Texan jurors doing what they need to do to keep their little pot of gold running...

Gosh, the $50 a day the Texax jurors get must be building up quite the nest-egg for them. 

As for patent reform, an inventor will always be allowed to monetize his invention. Otherwise, why have patents at all? Are you advocating that only the more wealthy who can afford to actually build a product using them should be allowed to have one? The guy in his garage who comes up with that unique thing but has no funds to build a factory can't protect what he's invented, if nothing else sell his idea to someone who can afford to put it to use? Should that be allowed?
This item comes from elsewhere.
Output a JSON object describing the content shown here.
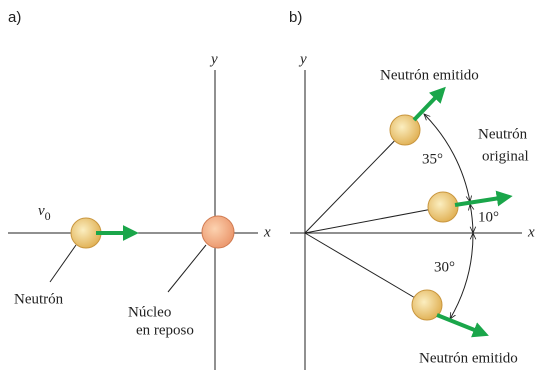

BTW, wealthy techs such as Apple file a whole lotta patents to protect "inventions" they have no plans of using in a shipping product. What it does accomplish is blocking some other person or company from creating a products that can be deemed to read on the claims of an "Apple invention" and compete with them in at least some minor way. That stifles innovation rather than encourages it. Should that be allowed?

You might forget that Apple themselves sued Samsung in a billion dollar trial using in part patent claims they themselves did not use for an actual Apple product. That sounds like a non-practicing entity, someone not building a product using a patent claim they sue someone else over. Should that have been allowed?